Nijat Huseynov

Personal information
- Native name: Nicat Hüseynov
- Born: 21 March 2007 (age 19)
- Height: 1.82 m (6 ft 0 in)

Sport
- Sport: Boxing

Medal record
Men's amateur boxing
Representing Azerbaijan
Youth World Championships
| Bronze medal – third place | 2021 Kielce | Light flyweight |

= Nijat Huseynov =

Azerbaijani boxer (2007)

Nijat Habil oglu Huseynov (Nicat Habil oğlu Hüseynov; born 21 March 2007) is an Azerbaijani boxer competing in the light flyweight weight category. He is a member of Azerbaijan's national team, a bronze medalist at the 2021 Youth World Championships, a two-time European Youth Champion (2022, 2023) and has represented at the 2024 Summer Olympics.

== Biography ==
Nijat Huseynov was born on 21 March 2007, in Baku.

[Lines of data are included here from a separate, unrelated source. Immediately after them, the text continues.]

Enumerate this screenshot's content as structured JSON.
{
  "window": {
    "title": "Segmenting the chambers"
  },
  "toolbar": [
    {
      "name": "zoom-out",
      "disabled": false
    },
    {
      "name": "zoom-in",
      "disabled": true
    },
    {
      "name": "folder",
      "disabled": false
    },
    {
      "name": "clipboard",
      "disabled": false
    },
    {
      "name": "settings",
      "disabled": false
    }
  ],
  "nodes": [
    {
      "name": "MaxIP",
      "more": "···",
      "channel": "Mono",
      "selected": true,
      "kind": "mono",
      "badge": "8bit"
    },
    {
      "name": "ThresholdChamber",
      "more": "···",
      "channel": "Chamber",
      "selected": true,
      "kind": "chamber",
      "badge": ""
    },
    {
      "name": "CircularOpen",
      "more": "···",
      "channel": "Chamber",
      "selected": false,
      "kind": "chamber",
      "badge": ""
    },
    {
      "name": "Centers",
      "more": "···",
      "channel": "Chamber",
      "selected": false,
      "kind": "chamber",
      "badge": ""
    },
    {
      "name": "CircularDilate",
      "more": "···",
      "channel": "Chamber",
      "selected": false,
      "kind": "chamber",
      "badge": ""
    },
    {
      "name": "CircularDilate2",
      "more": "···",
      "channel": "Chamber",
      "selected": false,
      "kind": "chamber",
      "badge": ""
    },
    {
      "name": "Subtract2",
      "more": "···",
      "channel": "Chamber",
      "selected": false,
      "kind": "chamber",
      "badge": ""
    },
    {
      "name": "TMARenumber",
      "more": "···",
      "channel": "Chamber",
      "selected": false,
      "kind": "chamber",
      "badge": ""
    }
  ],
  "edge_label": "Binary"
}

He graduated from the Coaching Faculty of the Azerbaijan State Academy of Physical Education and Sport.

As a junior, his coach was world champion and Olympic medalist Aghasi Mammadov.

In April 2021, Huseynov won a bronze medal in the 49 kg category at the 2021 AIBA Youth World Boxing Championships held in Kielce, Poland.

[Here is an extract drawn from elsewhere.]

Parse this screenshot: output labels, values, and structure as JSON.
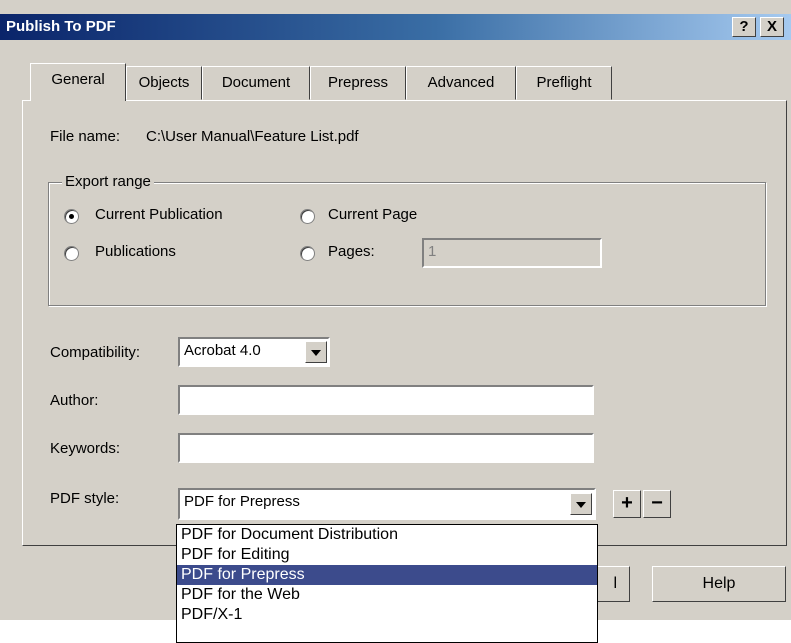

In March 2022, he became the European U22 Boxing champion in the 51 kg weight category in Poreč, Croatia. In the final, he defeated Georgian boxer Lekso Khasaya.

In October 2022, representing the UGİM-1 Club, Huseynov placed second at the Azerbaijani Boxing Championship, losing in the final to Masud Yusifzade from the BFL Club.

In May 2023, Huseynov was selected for Azerbaijan's senior team to compete at the World Boxing Championships in Tashkent. He won his first bout against Po Hau Hsu (Taiwan) in the 1/16 finals of the 54 kg category with a score of 5:0., but lost in the 1/8 finals to 2016 Olympic silver medalist Segundo Finol from Venezuela with the same score. He attributed his loss to biased refereeing.

In November 2023, Huseynov defended his European Youth (U22) Championship title in Budva, Montenegro, defeating Armenian boxer Rudolf Garboyan in the final with a score of 5:0.

In March 2024, he participated in the World Boxing Olympic Qualification Tournament in Busto Arsizio, Italy. Competing in the 51 kg category, Huseynov defeated India's Deepak Deepak, a World Championship medalist, in the 1/32 finals, followed by wins over European champion and World runner-up Sakhil Alakhverdovi (Georgia) and Armenian boxer Rudolf Garboyan. In the quarterfinals, Huseynov beat Roscoe Hill, a silver medalist at the previous World Championship. Despite a knockdown in the first round, Huseynov turned the bout in his favor in the next two rounds, winning 3:2. His semifinal qualification secured him a spot at the 2024 Summer Olympics in Paris. Competing in Olympics, Huseynov reached the Round of 16 in the men's 51 kg boxing event before being eliminated.